Top directors in HDIL have already been arrested, but now the findings of the auditors in financial reports will be scrutinised as part of the investigations. Mumbai-based chartered accountant firm Rajeswari and Associates was the legal auditor of HDIL. "However, at present, the priority for EOW is to interrogate those arrested and get as much information from them," an official told the daily.
The role of an auditor is to ensure that its client firm adheres to all accounting principles. However, the auditors validate a company's financials based on information furnished by the client. The report is then submitted to shareholders and the board for risk assessment.
Last May, while submitting its report for FY18, the auditor noted that one of the units of HDIL, Guruashish Construction Pvt. Ltd, was referred to bankruptcy court by its lenders. "As a result thereof, the ability of this subsidiary to continue as a going concern is dependent upon the company's performance in terms of the resolution plan to be approved by NCLT," the auditor had stated. "However, in view of the large amount of debt of the company (HDIL), we are unable to express an opinion on the extent of repayment of the aforesaid debt of the company. The consequential effect of the above, on the consolidated financial results for the period ended 31 March 2018 is not ascertainable," it added.
The auditors of PMC Bank will reportedly also be scrutinised as they did not classify loans to HDIL as non-performing assets (NPA) as per RBI guidelines despite multiple payment defaults on the company's part. PMC Bank's cash reserves stand at around Rs 1,000 crore, which is well short of the loan given to HDIL. The bank allegedly replaced 44 loan accounts of the HDIL group with over 21,000 fictitious loan accounts, and thus camouflaged defaults by the group.
The PMC Bank fraud came to light after the RBI found irregularities at the bank and imposed restrictions on the lender. Former managing director of the bank, Joy Thomas, wrote a letter to RBI, detailing the chain of events which led to the bank's Rs 6,500 crore exposure to HDIL. This amount is four times greater than the regulatory cap or at least 73 per cent of PMC Bank's entire asset pool of Rs 8,880 crore.
The EOW has already registered an FIR against HDIL promoters Rakesh Wadhawan and his son Sarang Wadhawan as well as PMC Bank and Thomas after it found out that the bank did not report its exposure to HDIL for over six years. The Mumbai police has already arrested the Wadhawan duo, Thomas and former PMC Bank chairman Waryam Singh.
Citing potential audit lapses, PMC Bank was asked by the EOW to appoint a forensic auditor to revalidate its financials, money trails and audit reports.

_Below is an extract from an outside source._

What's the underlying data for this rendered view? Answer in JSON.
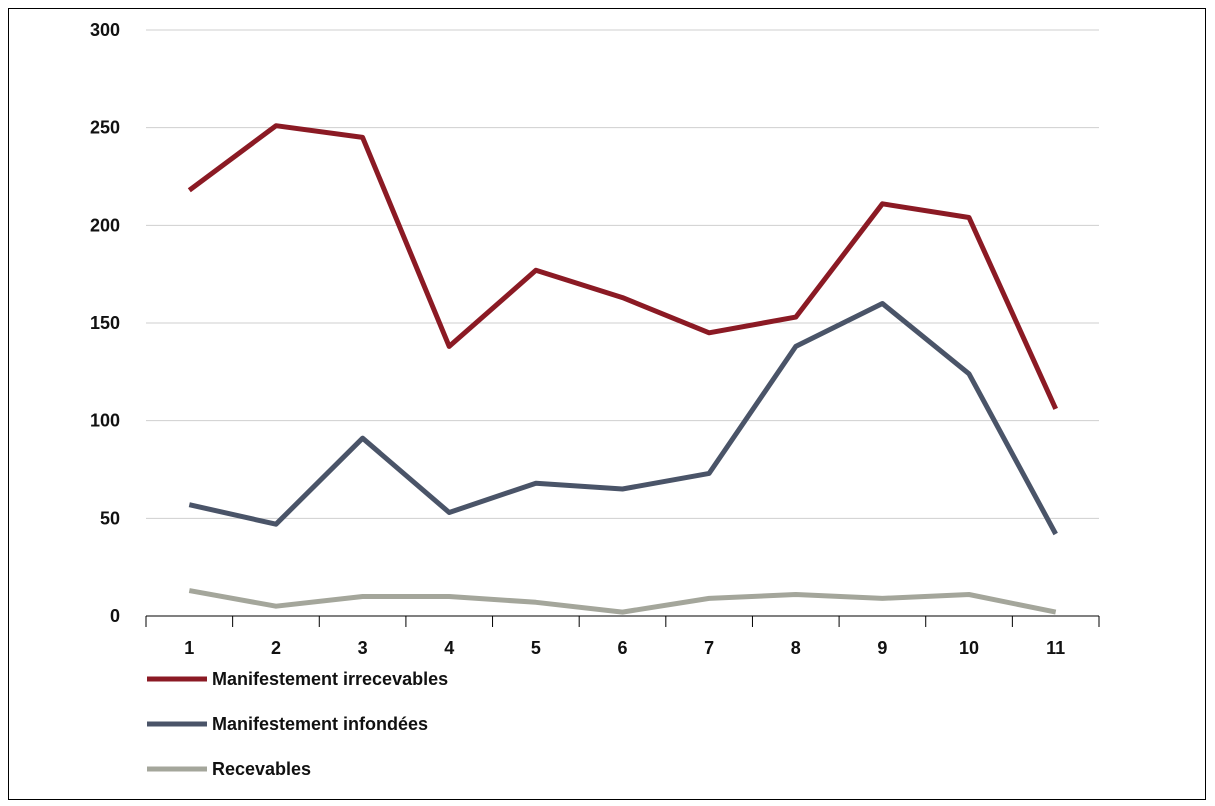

Grant Thornton has been hired by PMC Bank as a forensic auditor. Based on the Mumbai Police's FIR, the Enforcement Directorate has also registered an Enforcement Case Information Report against the erring officials.
Last week, EOW reportedly attached total assets worth around Rs 4,000 crore, of which around Rs 3,500 crore belong to HDIL and the Wadhawans. The ED separately has been conducting raids on locations associated with HDIL, and seized luxury cars and private jets belonging to the Wadhawans.
The father-son duo and Singh are scheduled to appear in a special EOW court in Mumbai on Wednesday, but the police is likely to seek extension of their custody.